The House GOP leadership’s budget proposals are not only DOA, but highly unpopular with the public, according to TDS Co-Editor Ruy Teixeira’s latest ‘Public Opinion Snapshot.’ As Teixeira explains:

…The new Ryan budget will look very much like last year’s that called for ending Medicare as we know it, cutting a wide variety of social programs from Medicaid to education, and preserving tax cuts for the affluent. The other is that the public won’t like it because of these very similarities.
Take the Medicare provision first. The Kaiser Foundation recently asked the public whether “Medicare should continue as it is today, with the government guaranteeing seniors health insurance and making sure that everyone gets the same defined set of benefits” or “Medicare should be changed to a system in which the government would guarantee each senior a fixed amount of money to put toward health insurance. Seniors would purchase that coverage either from traditional Medicare or from a list of private health plans.” By an overwhelming 70-25 margin the public chose the former option, which is traditional Medicare, over the Ryan plan’s premium support model.

Nor are Ryan’s Medicaid proposals expected to get much traction from public opinion, says Teixeira:

The new Ryan budget will also likely call for ending Medicaid as we know it, where the federal government guarantees coverage and sets minimum standards for benefits and eligibility, and replacing it with a system where the federal government gives states a fixed amount of money and each state decides who to cover and what services to pay for. Last year, when this was first proposed, Kaiser asked people about the Ryan budget approach and received a 60-35 negative verdict.,

Not much support for gutting Social Security to avoid cutting military spending, either:

Rep. Ryan claims, of course, that these changes are necessary to reduce the budget deficit and avoid any decrease in military spending or, especially, any rise in tax rates for the wealthy. But he gets our priorities exactly backwards as far as the public is concerned. In a recent CBS/New York Times poll, the public overwhelmingly favored cutting military spending (52 percent) over cutting Social Security (13 percent) or Medicare (15 percent).

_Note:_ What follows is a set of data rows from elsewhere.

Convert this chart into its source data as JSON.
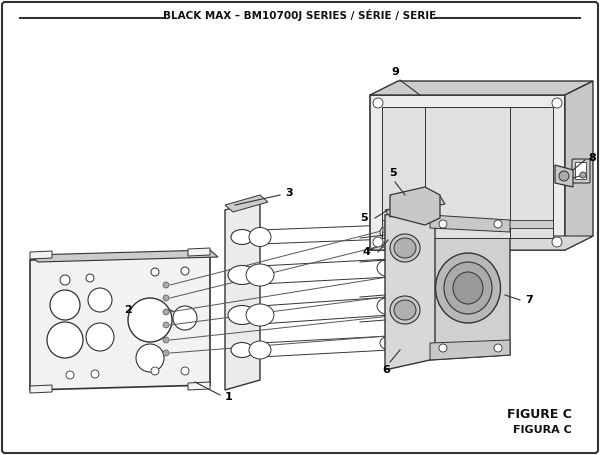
{
  "title": "BLACK MAX – BM10700J SERIES / SÉRIE / SERIE",
  "figure_label": "FIGURE C",
  "figura_label": "FIGURA C",
  "bg_color": "#ffffff",
  "line_color": "#333333",
  "part_fill": "#f0f0f0",
  "part_edge": "#333333",
  "dark_fill": "#cccccc",
  "mid_fill": "#e0e0e0"
}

Ryan and GOP leaders adamantly oppose tax hikes on the wealthy. But the public sees things a little differently, explains Teixeira:

And when it comes to taxing the rich, the public says bring it on! In the same poll, by a lopsided 67-29 margin the public thought taxes on households earning $1 million or more a year should be increased to help deal with the budget deficit.

It appears that Rep. Ryan has delivered another fatally-flawed budget, doomed again by his characteristic ideological excess. As Teixeira concludes, “The new Ryan budget: dead on arrival in the court of public opinion.”